Detecting Letters Written in the Air

Sonia Lai (MSR '21) discusses the lessons she learned doing her independent project for Northwestern Engineering's Master of Science in Robotics (MSR) program and how that knowledge is influencing her final project in the program.

Sonia Lai (MSR '21) set out to use computer vision and machine learning to classify letters written in the air in front of a camera.

Sonia Lai has been intrigued by computer vision for as long as she can remember, so when it came time to choose her independent project during winter quarter in Northwestern Engineering's Master of Science in Robotics (MSR) program, she knew where she wanted to focus. 

Lai (MSR '21) set out to use computer vision and machine learning to classify letters written in the air in front of a camera. The goal was to use a model to identify the letters and a pipeline to track a pen's trajectory so it would appear the letter was being written on the screen. She also wanted to stream the processed frames onto a virtual camera so the letters could be displayed through teleconferencing systems. Instead of needing to use an external tablet or projector, one could simply use the pen to conveniently display written letters on a different user's screen. 

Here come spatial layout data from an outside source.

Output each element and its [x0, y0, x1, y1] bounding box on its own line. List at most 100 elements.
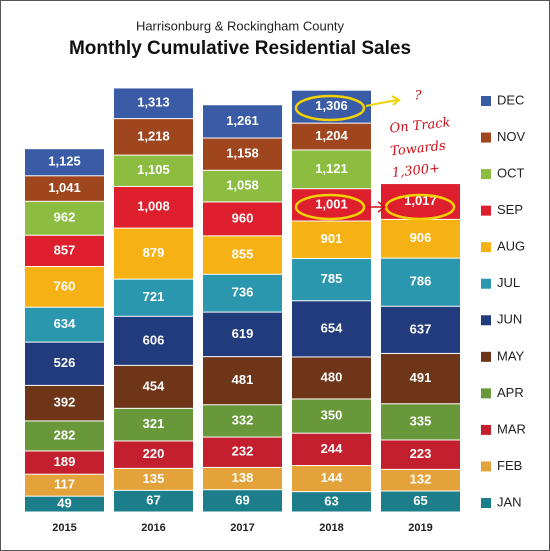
legend-label: OCT	[497, 166, 525, 181]
legend-swatch	[481, 498, 491, 508]
value-label: 1,017	[404, 193, 437, 208]
legend-swatch	[481, 278, 491, 289]
value-label: 857	[54, 242, 76, 257]
value-label: 879	[143, 245, 165, 260]
value-label: 335	[410, 413, 432, 428]
legend-label: JUL	[497, 275, 520, 290]
value-label: 637	[410, 321, 432, 336]
bars: 49 67 69 63 65 117 135 138 144 132 189 220 232 244 223…	[24, 87, 461, 513]
legend-swatch	[481, 205, 491, 216]
legend-label: APR	[497, 385, 524, 400]
value-label: 132	[410, 472, 432, 487]
value-label: 144	[321, 470, 343, 485]
value-label: 1,313	[137, 95, 170, 110]
value-label: 223	[410, 446, 432, 461]
highlight-circle	[294, 193, 366, 221]
bar	[291, 491, 372, 513]
value-label: 654	[321, 320, 343, 335]
value-label: 1,121	[315, 161, 348, 176]
value-label: 1,058	[226, 178, 259, 193]
value-label: 350	[321, 408, 343, 423]
annotation: Towards	[390, 139, 447, 160]
value-label: 1,261	[226, 113, 259, 128]
value-label: 901	[321, 231, 343, 246]
value-label: 962	[54, 210, 76, 225]
legend-label: SEP	[497, 202, 523, 217]
value-label: 67	[146, 493, 160, 508]
value-label: 606	[143, 332, 165, 347]
legend-swatch	[481, 169, 491, 180]
legend-label: JAN	[497, 494, 522, 509]
legend-swatch	[481, 424, 491, 435]
legend-label: JUN	[497, 312, 522, 327]
value-label: 138	[232, 470, 254, 485]
chart-subtitle: Harrisonburg & Rockingham County	[136, 18, 345, 33]
value-label: 321	[143, 416, 165, 431]
value-label: 785	[321, 271, 343, 286]
bar	[202, 489, 283, 513]
x-tick-label: 2019	[408, 522, 432, 534]
value-label: 1,158	[226, 146, 259, 161]
value-label: 1,008	[137, 199, 170, 214]
value-label: 906	[410, 230, 432, 245]
value-label: 332	[232, 412, 254, 427]
value-label: 392	[54, 395, 76, 410]
x-tick-label: 2018	[319, 522, 343, 534]
arrow	[366, 201, 387, 213]
value-label: 1,105	[137, 162, 170, 177]
legend-label: AUG	[497, 239, 525, 254]
value-label: 1,041	[48, 180, 81, 195]
value-label: 721	[143, 289, 165, 304]
x-tick-label: 2016	[141, 522, 165, 534]
annotations: ? On Track Towards 1,300+	[294, 89, 456, 221]
legend-swatch	[481, 242, 491, 253]
annotation: On Track	[389, 115, 451, 136]
legend-swatch	[481, 315, 491, 326]
legend-label: NOV	[497, 129, 526, 144]
value-label: 481	[232, 372, 254, 387]
value-label: 244	[321, 441, 343, 456]
value-label: 526	[54, 355, 76, 370]
value-label: 634	[54, 316, 76, 331]
value-label: 63	[324, 493, 338, 508]
value-label: 786	[410, 274, 432, 289]
legend-label: MAR	[497, 421, 526, 436]
value-label: 1,125	[48, 154, 81, 169]
value-label: 619	[232, 326, 254, 341]
value-label: 220	[143, 446, 165, 461]
highlight-circle	[294, 94, 366, 122]
x-tick-label: 2017	[230, 522, 254, 534]
annotation: 1,300+	[391, 161, 440, 181]
x-tick-label: 2015	[52, 522, 76, 534]
legend-swatch	[481, 351, 491, 362]
value-label: 1,001	[315, 196, 348, 211]
value-label: 1,218	[137, 128, 170, 143]
value-label: 855	[232, 247, 254, 262]
value-label: 232	[232, 444, 254, 459]
arrow	[365, 95, 401, 107]
value-label: 491	[410, 370, 432, 385]
value-label: 189	[54, 454, 76, 469]
legend-swatch	[481, 388, 491, 399]
annotation: ?	[415, 89, 423, 104]
value-label: 49	[57, 496, 71, 511]
legend-label: FEB	[497, 458, 522, 473]
value-label: 454	[143, 378, 165, 393]
value-label: 117	[54, 477, 75, 492]
value-label: 135	[143, 471, 165, 486]
bar	[380, 490, 461, 513]
value-label: 760	[54, 278, 76, 293]
value-label: 65	[413, 493, 427, 508]
value-label: 69	[235, 492, 249, 507]
legend-label: DEC	[497, 92, 524, 107]
bar	[113, 489, 194, 513]
value-label: 960	[232, 210, 254, 225]
value-label: 480	[321, 369, 343, 384]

The independent project is one of three project requirements for MSR students, and it prepares them to work on their larger final project. Both give students the chance to choose the area of robotics they want to focus on. The third requirement is an online portfolio, where student work is housed. 

Lai took Machine Learning at the same time as her independent project, and there were times where she wanted to understand information for her project that was going to be covered later in the quarter in class, such as working with a neural network. She learned these skills outside of the classroom environment as the need for them arose, which is partially the point of the independent project requirement.  

"I needed to familiarize myself with building a robust model and data loader for the written letters using PyTorch [an open-source machine learning tool]," she said. "Thanks to online materials, I was able to start working on computer vision and integration with a prototype-like pre-trained model and improve this model at the end after I had more knowledge of Convolution Neural Networks." 

The knowledge Lai acquired earlier in MSR helped her refine her learning path. She was able to use Intel®RealSense™ Python documentation to get started with creating a pipeline using OpenCV on a depth camera. She also received ongoing advice and support about processing frame quality and speed to improve the performance of the project from Professor Matthew Elwin, who oversees all independent projects.  

"This project helped me learn OpenCV and PyTorch," Lai said, "but more importantly, it helped me understand how to work independently." 

If she were to do the project again, Lai said she would consider changing her approach to evaluating letters. Instead of using a dataset that classified a complete letter as an image, which is what she did, she'd try to use the strokes of the pen to understand the letter being written.

Lai is currently working on her final project, which also involves machine learning, so the PyTorch knowledge has been beneficial. She's confident that education and the opportunity to focus on a project of her choosing will definitely aid her in her career moving forward.

"This project allowed me to see what might be expected in a professional research and design environment," she said. "When I face similar challenges in the future, this experience will be a strong foundation to help me analyze and resolve those challenges."